Control Plane — The firmware layer that manages system and hardware configuration
and runs the network control protocols in order to set system configuration and state.
The control plane determines how the forwarding plane should forward packets,
deciding which data packets are allowed to be forwarded and where they should go.
The control plane is implemented in application firmware running on the management
unit.
Management Plane — A set of interfaces that enable the network administrator to
configure the networking device. The management plane is implemented in application
firmware running on the management unit.
Nonstop forwarding (NSF) allows the forwarding plane of stack units to continue to forward packets
while the control and management planes restart as a result of a power failure, hardware failure, or
firmware fault on the management unit. A nonstop forwarding failover can also be manually initiated
using the initiate failover command. Traffic flows that enter and exit the stack through physical
ports on a unit other than the management continue with virtually no interruption when the
management unit fails. To prepare the standby management unit in case of a failover, applications on
the management unit periodically checkpoint state information to the standby unit. Changes to the
running configuration are automatically copied to the standby unit. MAC addresses stay the same across
a nonstop forwarding failover so that neighbors do not have to relearn them.
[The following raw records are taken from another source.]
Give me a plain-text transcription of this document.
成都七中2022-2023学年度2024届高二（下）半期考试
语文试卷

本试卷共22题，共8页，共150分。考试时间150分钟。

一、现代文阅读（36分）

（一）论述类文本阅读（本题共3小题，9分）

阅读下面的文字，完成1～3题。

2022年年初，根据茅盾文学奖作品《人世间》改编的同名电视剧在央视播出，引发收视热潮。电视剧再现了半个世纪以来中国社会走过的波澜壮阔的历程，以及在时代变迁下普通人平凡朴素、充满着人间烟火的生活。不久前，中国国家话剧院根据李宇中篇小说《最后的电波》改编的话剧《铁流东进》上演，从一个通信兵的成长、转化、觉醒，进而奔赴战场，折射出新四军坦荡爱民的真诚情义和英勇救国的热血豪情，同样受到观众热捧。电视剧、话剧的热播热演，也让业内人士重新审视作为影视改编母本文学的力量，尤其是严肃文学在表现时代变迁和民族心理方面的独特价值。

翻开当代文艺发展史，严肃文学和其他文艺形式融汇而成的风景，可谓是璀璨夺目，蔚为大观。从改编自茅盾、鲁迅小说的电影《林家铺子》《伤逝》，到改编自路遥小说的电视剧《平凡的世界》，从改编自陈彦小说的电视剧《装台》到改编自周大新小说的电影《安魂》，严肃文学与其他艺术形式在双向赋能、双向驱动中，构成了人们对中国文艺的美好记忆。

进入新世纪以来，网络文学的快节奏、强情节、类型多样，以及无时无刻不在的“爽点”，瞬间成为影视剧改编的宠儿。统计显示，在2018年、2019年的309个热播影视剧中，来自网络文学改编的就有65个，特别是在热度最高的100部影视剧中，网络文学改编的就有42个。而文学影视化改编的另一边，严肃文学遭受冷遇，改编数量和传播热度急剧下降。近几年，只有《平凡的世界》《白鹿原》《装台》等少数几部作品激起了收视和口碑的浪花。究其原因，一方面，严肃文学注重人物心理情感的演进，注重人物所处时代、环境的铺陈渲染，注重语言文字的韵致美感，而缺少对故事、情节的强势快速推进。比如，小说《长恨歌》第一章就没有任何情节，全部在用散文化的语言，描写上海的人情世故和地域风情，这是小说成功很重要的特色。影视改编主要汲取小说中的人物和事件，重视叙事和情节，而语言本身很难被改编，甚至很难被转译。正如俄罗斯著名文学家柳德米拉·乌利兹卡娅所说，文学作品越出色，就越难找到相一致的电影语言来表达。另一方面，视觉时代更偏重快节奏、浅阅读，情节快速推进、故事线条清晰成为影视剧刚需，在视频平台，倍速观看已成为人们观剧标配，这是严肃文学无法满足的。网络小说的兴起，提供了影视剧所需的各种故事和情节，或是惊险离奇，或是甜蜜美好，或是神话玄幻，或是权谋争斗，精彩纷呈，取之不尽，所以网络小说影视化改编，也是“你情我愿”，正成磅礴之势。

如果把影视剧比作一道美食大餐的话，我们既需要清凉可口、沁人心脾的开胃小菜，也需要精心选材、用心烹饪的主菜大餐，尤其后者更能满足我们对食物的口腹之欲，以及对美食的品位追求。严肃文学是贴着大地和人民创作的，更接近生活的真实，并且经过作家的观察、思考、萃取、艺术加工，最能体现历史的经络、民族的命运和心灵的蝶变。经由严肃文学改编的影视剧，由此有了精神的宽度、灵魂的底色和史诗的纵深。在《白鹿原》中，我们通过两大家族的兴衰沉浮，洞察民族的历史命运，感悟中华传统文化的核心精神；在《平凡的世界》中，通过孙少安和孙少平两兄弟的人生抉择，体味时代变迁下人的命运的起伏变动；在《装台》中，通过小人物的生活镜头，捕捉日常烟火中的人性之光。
For NSF to be effective, adjacent networking devices must not reroute traffic around the restarting
device. Three techniques are used to prevent traffic from being rerouted:
1. A protocol may distribute a part of its control plane to stack units so that the protocol can give
the appearance that it is still functional during the restart. When NSF is enabled on a switch,
various protocols and configurations such as Spanning Tree and Link Access groups
automatically use this technique.
2. A protocol may enlist the cooperation of its neighbors through a technique known as graceful
restart. You can enable graceful restart functionality for the OSPF and OSPFv3 protocols so that
the stack can continue to forward packets using the same IPv4 and IPv6 routes while the
Standby unit takes over management responsibility. For example, when OSPF executes a
graceful restart, it informs its neighbors that the OSPF control plane is restarting, but that it
will be back shortly. Helpful neighbors continue to advertise to the rest of the network that
they have full adjacencies with the restarting router, avoiding announcement of a topology
change and everything that goes with that (i.e., flooding of LSAs, SPF runs). Helpful neighbors
continue to forward packets through the restarting router. The restarting router relearns the
network topology from its helpful neighbors.
3. A protocol may simply restart after the failover if neighbors react slowly enough that they will
not normally detect the outage. The IP multicast routing protocols are a good example of this
behavior in that the PIM stack restarts before its neighbors detect its absence and drop any
adjacencies.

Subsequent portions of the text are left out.